Make it right and you’ll refute this noble drink’s barfy reputation
by John Cameron
Doing research for an article on sangria is pretty illuminating. One of the first things you learn is that there are people out there who are afraid of sangria because they associate the term with a syrupy-sweet wine-flavoured beverage. Subsequently, they probably associate it with puking or making really bad decisions with their genitals.
Take Oregon-based cocktail historian Jeffrey Morgenthaler, for example, recounting a Tex-Mex party he brought sangria to: “Every single person in attendance was recoiling in horror at the thought of having to choke down a big heaping glass of red syrup.”
Eric Asimov, writing for the New York Times on May 20, talks of “wine lovers who have reached middle age” associating sangria with “memories not altogether pleasant,” of being served wine “oversweetened with sugar and cheap liqueur” or sangria made from “rotgut that is too stale to be served by the glass.”
If you’re one of those folks, here’s the good news: you were never served a proper sangria, and there’s still time to change that.
If you’re going to mess around with red wine in summer, a proper sangria is the way to do it.
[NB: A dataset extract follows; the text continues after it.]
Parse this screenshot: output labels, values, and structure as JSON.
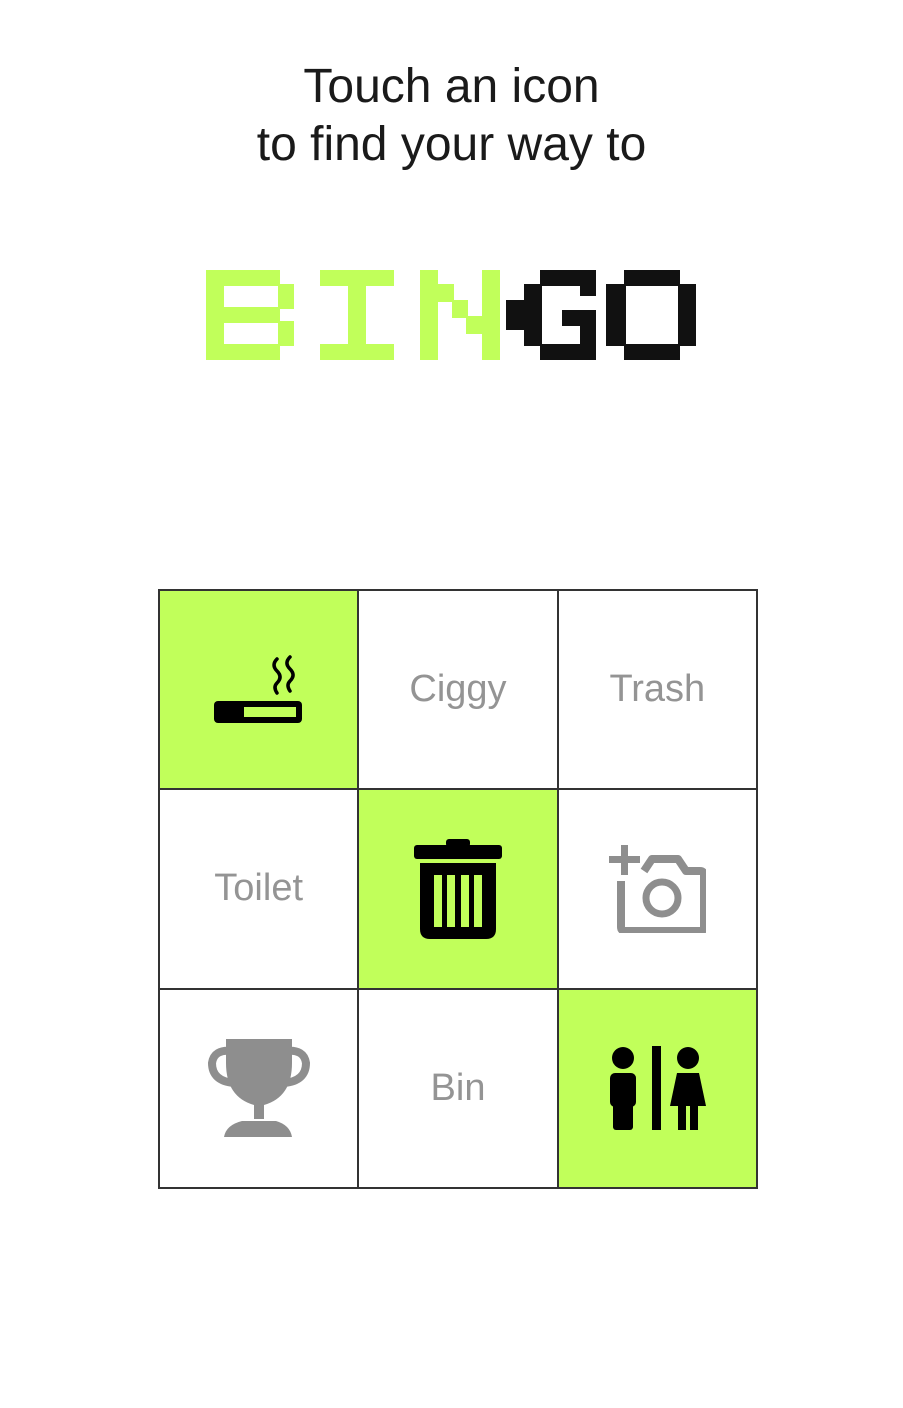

Fruity, boozy, spicy and complex, a well-made sangria is supremely refreshing proof that the Spanish know how to deal with a hot summer day (not to mention how to punch up an otherwise boring vino).
But for a mixed drink with such a long history to it — sangria has been the Spanish name for wine punches pretty much since the Romans planted vineyards there — you won’t find many sangria purists. Being a stickler is beside the point: the fun in sangria is figuring out your favourite combination of fruits and wines, figuring out how to pair certain sangrias with certain types of food, and figuring out how to get your friends bombed on the stuff.
Even the basic structure of the drink depends on the person making it. The only constants are wine, fruit and some kind of sweetener. From there, it’s sort of up in the air. Some recipes call for brandy, while others call for soda water. Some people decide that ambiguity is for suckers and top their brandy-dosed sangria with soda water. Some people decide sugar isn’t enough to use as a sweetener and bolster it with orange juice.
All of this stuff is fair game, and if anyone tells you otherwise they’re not to be trusted; Spain is a big country where sangria differs from region to region and restaurant to restaurant — and besides, it’s your sangria, and they don’t have to drink it if they don’t wanna. So it’s up to you to figure out what you want out of a sangria. If you’re looking for something with little alcohol content, for example, omit the brandy, or replace it with a fruit liqueur that complements the notes in the wine you’re serving. Or if you prefer rum over brandy (in a white wine sangria, this is perfect), do that.
But do avoid lemon-lime soda, even if a recipe you find calls for it; your sangria will end up tasting cloying and artificial, like the wine equivalent of Kool-Aid. And pick a mid-range wine; a Royal Red sangria will taste like you skimped on the wine, but a wine over $20 or so a bottle will prove to be nothing more than a waste of decent wine.
Those are rough guidelines, but there are some other valuable tips to be had too. For a richer fruit flavour, marinate fruit in sugar and hard liquor for at least one hour (and up to four) before adding wine. For a zestier citrus flavour, steep citrus peels in a small handful of sugar for two hours and use the resulting citrus oil syrup (oleo saccharum — literally, sweetened oil) as part of your sweetener. Use vodka instead of brandy if your recipe is sweet, or sub in a port or sherry (or a vermouth, if you’re feeling gutsy) to amplify the wine’s presence. If you’re looking to add spice to your sangria, pop in a cinnamon stick or a couple of allspice berries.
If you’re looking to get really out-there, get herbaceous or floral. Lemongrass in red wine sangria, white wine and peach sangria finished with a sprig of rosemary, strawberry and rosé sangria topped with dry elderflower soda, or a few drops of orange flower water replacing the whole cup of orange juice you’ll find in so many recipes. Hell, even just dash in some Angostura bitters and call it a day, if you feel like it; it’s not like the rich, spicy notes of bitters don’t fit with the flavour profile of a wine from Rioja.
In the end, that’s the really beautiful thing about sangria — the only things limiting it are your imagination, your tastebuds and the season. Best to stretch the former two and take advantage of the latter. And best to do it with a porch full of friends.
1 750mL bottle red wine (find something Spanish, from the Rioja region)
1/4 cup sugar
1/2 cup brandy
1/4 cup fresh lemon juice
1/4 cup fresh orange juice
Add everything to a pitcher and stir it. Top it with fresh fruit and refrigerate. Serve over ice. That’s all there is to it.